BMC proposes to reconfigure the current value chain by selling 49 percent of its shareholding in Lobatse to a private company, leasing all of Francistown to a private company and retaining full control of Maun. On the other hand, its business relationship with GPS remains unchanged. The Association’s assessment is that this model doesn’t solve the monopoly problem because it merely replaces state monopoly with private monopoly. In terms of its own proposal, the players in the value chain will have several ownership arrangements which include public private partnerships as well as slaughter space allocation. The 5-50 model doesn’t alter the shareholding model but adds to it with the five abattoirs that slaughter 50 cattle daily. As regards the marketing, instead of one company (GPS) selling the Botswana beef, this model proposes more marketing companies that will serve the five niche market abattoirs.
The PSDP report on the beef value chain says that BMC’s business relationship with GPS means that the former does not have access to meaningful independent export market intelligence.
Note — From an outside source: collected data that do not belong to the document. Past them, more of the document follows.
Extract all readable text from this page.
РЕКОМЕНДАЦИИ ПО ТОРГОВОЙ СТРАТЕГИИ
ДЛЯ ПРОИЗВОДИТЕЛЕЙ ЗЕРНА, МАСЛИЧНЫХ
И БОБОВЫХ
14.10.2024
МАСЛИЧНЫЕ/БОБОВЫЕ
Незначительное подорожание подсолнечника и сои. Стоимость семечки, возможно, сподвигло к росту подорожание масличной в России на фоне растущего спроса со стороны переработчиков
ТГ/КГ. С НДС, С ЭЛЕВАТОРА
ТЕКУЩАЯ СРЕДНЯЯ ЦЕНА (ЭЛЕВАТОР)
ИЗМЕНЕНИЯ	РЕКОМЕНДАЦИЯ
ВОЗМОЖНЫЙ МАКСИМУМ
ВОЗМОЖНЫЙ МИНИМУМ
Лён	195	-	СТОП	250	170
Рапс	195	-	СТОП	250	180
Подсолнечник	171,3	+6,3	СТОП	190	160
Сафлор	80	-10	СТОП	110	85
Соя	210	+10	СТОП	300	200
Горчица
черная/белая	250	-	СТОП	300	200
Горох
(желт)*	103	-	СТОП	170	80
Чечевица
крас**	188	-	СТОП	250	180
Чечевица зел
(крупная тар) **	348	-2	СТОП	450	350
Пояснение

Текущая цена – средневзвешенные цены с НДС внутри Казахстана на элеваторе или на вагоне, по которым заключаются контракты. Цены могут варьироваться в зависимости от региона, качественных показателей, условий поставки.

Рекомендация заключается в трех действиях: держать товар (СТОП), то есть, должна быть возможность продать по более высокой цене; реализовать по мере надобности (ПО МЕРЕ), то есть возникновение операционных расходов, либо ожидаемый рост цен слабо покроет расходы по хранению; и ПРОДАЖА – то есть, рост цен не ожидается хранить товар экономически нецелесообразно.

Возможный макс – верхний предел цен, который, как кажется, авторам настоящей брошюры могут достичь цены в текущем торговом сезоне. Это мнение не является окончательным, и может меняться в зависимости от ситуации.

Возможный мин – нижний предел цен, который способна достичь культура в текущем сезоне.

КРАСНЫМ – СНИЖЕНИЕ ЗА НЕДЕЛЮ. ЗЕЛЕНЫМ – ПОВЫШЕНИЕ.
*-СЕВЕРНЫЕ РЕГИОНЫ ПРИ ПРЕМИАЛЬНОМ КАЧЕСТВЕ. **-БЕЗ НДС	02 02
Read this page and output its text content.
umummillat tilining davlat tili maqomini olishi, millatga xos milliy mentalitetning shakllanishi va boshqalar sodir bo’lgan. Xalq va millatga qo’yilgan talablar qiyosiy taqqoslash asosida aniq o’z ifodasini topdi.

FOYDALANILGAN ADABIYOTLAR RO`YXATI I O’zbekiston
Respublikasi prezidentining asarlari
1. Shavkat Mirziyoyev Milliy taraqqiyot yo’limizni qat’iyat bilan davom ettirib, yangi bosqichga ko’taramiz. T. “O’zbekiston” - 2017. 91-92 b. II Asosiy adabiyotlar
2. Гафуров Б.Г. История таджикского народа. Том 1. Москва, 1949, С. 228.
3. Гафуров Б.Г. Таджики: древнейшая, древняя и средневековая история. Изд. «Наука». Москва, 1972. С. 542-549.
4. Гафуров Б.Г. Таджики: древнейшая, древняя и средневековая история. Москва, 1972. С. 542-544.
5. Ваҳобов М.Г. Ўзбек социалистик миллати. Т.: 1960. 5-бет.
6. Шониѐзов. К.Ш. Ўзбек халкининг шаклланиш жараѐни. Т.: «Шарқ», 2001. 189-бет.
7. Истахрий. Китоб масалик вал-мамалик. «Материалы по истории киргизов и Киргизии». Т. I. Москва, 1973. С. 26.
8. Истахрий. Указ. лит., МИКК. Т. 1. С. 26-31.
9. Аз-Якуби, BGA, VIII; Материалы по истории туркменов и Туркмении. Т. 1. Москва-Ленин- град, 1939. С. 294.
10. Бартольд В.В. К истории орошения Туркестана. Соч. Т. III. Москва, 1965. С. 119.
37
“The overreliance on GPS is restricting BMC to directly access market data. All information related to market trends and specific consumer requirements are channeled via GPS,” says the report adding that after the scaling down of “the inefficient and costly UK branch, BMC Sales and Marketing department has been left understaffed, lacking the necessary skills to open new markets and/or develop new products.”
The Association says if its 5-50 model, it would develop local capacity – which would include access to meaningful independent export market intelligence.
The Association’s proposal is one of the many that have been submitted to the ministry. In addition to it, there will be another from a KPMG consultancy that is still being finalised.